Transmitted data moves in both directions over the bus. Every component sees every packet of data, but only extracts those packets with corresponding destination addresses. After a packet is successfully delivered, the destination can generate an acknowledgment to the sender, typically at the transport layer. If the
sender does not receive an acknowledgment after a fixed period of time (which must be greater than the round trip delay through the network), then it retransmits the message.
Collisions should occur infrequently in practice, and so the overhead of recovering from a collision is not very significant. A serious degradation in Ethernet performance does not occur until traffic increases to about 35% of network capacity.
9.3.4 BRIDGES, ROUTERS, AND GATEWAYS
As networks grow in size, they can be subdivided into smaller networks that are interconnected. The smaller subnetworks operate almost entirely independently of each other, and can use different protocols and topologies.
If the subnetworks all use the same topology and the same protocols, then it may be the case that all that is needed to extend the network are repeaters. A repeater amplifies the signals on the network, which become attenuated in proportion to the distance traveled. The overall network is divided into subnetworks, in which each subnetwork operates somewhat independently with respect to the others. The subnetworks are not entirely independent because every subnetwork sees all of the traffic that occurs on the other subnetworks. A network with simple repeaters is not extensible to large sizes. Since noise is amplified as well as the signal, the noise will eventually dominate the signal if too many repeaters are used in succession.
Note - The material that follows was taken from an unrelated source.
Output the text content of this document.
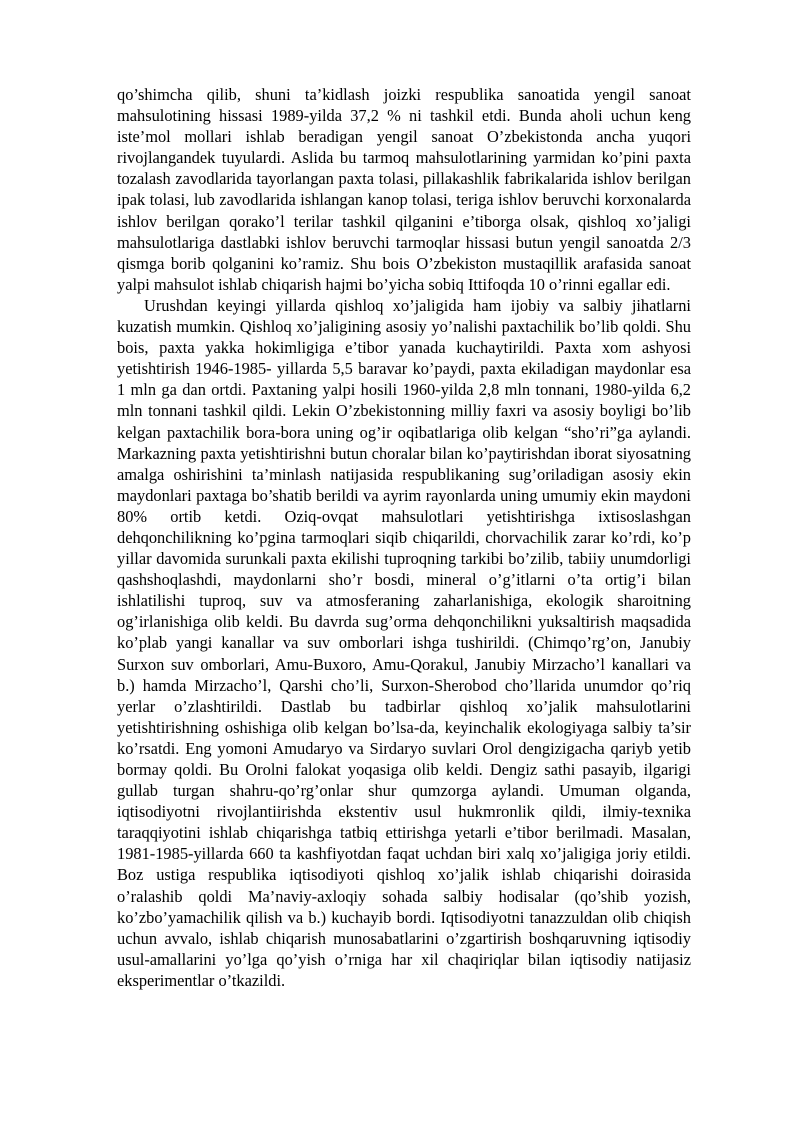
qo’shimcha qilib, shuni ta’kidlash joizki respublika sanoatida yengil sanoat mahsulotining hissasi 1989-yilda 37,2 % ni tashkil etdi. Bunda aholi uchun keng iste’mol mollari ishlab beradigan yengil sanoat O’zbekistonda ancha yuqori rivojlangandek tuyulardi. Aslida bu tarmoq mahsulotlarining yarmidan ko’pini paxta tozalash zavodlarida tayorlangan paxta tolasi, pillakashlik fabrikalarida ishlov berilgan ipak tolasi, lub zavodlarida ishlangan kanop tolasi, teriga ishlov beruvchi korxonalarda ishlov berilgan qorako’l terilar tashkil qilganini e’tiborga olsak, qishloq xo’jaligi mahsulotlariga dastlabki ishlov beruvchi tarmoqlar hissasi butun yengil sanoatda 2/3 qismga borib qolganini ko’ramiz. Shu bois O’zbekiston mustaqillik arafasida sanoat yalpi mahsulot ishlab chiqarish hajmi bo’yicha sobiq Ittifoqda 10 o’rinni egallar edi.

Urushdan keyingi yillarda qishloq xo’jaligida ham ijobiy va salbiy jihatlarni kuzatish mumkin. Qishloq xo’jaligining asosiy yo’nalishi paxtachilik bo’lib qoldi. Shu bois, paxta yakka hokimligiga e’tibor yanada kuchaytirildi. Paxta xom ashyosi yetishtirish 1946-1985- yillarda 5,5 baravar ko’paydi, paxta ekiladigan maydonlar esa 1 mln ga dan ortdi. Paxtaning yalpi hosili 1960-yilda 2,8 mln tonnani, 1980-yilda 6,2 mln tonnani tashkil qildi. Lekin O’zbekistonning milliy faxri va asosiy boyligi bo’lib kelgan paxtachilik bora-bora uning og’ir oqibatlariga olib kelgan “sho’ri”ga aylandi. Markazning paxta yetishtirishni butun choralar bilan ko’paytirishdan iborat siyosatning amalga oshirishini ta’minlash natijasida respublikaning sug’oriladigan asosiy ekin maydonlari paxtaga bo’shatib berildi va ayrim rayonlarda uning umumiy ekin maydoni 80% ortib ketdi. Oziq-ovqat mahsulotlari yetishtirishga ixtisoslashgan dehqonchilikning ko’pgina tarmoqlari siqib chiqarildi, chorvachilik zarar ko’rdi, ko’p yillar davomida surunkali paxta ekilishi tuproqning tarkibi bo’zilib, tabiiy unumdorligi qashshoqlashdi, maydonlarni sho’r bosdi, mineral o’g’itlarni o’ta ortig’i bilan ishlatilishi tuproq, suv va atmosferaning zaharlanishiga, ekologik sharoitning og’irlanishiga olib keldi. Bu davrda sug’orma dehqonchilikni yuksaltirish maqsadida ko’plab yangi kanallar va suv omborlari ishga tushirildi. (Chimqo’rg’on, Janubiy Surxon suv omborlari, Amu-Buxoro, Amu-Qorakul, Janubiy Mirzacho’l kanallari va b.) hamda Mirzacho’l, Qarshi cho’li, Surxon-Sherobod cho’llarida unumdor qo’riq yerlar o’zlashtirildi. Dastlab bu tadbirlar qishloq xo’jalik mahsulotlarini yetishtirishning oshishiga olib kelgan bo’lsa-da, keyinchalik ekologiyaga salbiy ta’sir ko’rsatdi. Eng yomoni Amudaryo va Sirdaryo suvlari Orol dengizigacha qariyb yetib bormay qoldi. Bu Orolni falokat yoqasiga olib keldi. Dengiz sathi pasayib, ilgarigi gullab turgan shahru-qo’rg’onlar shur qumzorga aylandi. Umuman olganda, iqtisodiyotni rivojlantiirishda ekstentiv usul hukmronlik qildi, ilmiy-texnika taraqqiyotini ishlab chiqarishga tatbiq ettirishga yetarli e’tibor berilmadi. Masalan, 1981-1985-yillarda 660 ta kashfiyotdan faqat uchdan biri xalq xo’jaligiga joriy etildi. Boz ustiga respublika iqtisodiyoti qishloq xo’jalik ishlab chiqarishi doirasida o’ralashib qoldi Ma’naviy-axloqiy sohada salbiy hodisalar (qo’shib yozish, ko’zbo’yamachilik qilish va b.) kuchayib bordi. Iqtisodiyotni tanazzuldan olib chiqish uchun avvalo, ishlab chiqarish munosabatlarini o’zgartirish boshqaruvning iqtisodiy usul-amallarini yo’lga qo’yish o’rniga har xil chaqiriqlar bilan iqtisodiy natijasiz eksperimentlar o’tkazildi.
A bridge (different from a bus bridge, introduced in Chapter 10) does more than simply amplify signal levels. A bridge restores the individual signal levels to logical 1 or 0, which prevents noise from accumulating. Bridges have some level of intelligence, and can typically interpret the destination address of a packet and route it to the appropriate subnetwork. In this way, network traffic can be reduced, since the alternative method would be to blindly send each incoming packet to each subnetwork (as for a repeater based network).
Although bridges have some level of intelligence in that they sense the incoming bits and make routing decisions based on destination addresses, they are unaware of protocols. A router operates at a higher level, in the network layer. Routers typically connect logically separate networks that use the same transport proto- col.
A gateway translates packets up through the application layer of the OSI model (layers 4 through 7). Gateways connect dissimilar networks by performing proto- col conversions, message format conversions, and other high level functions.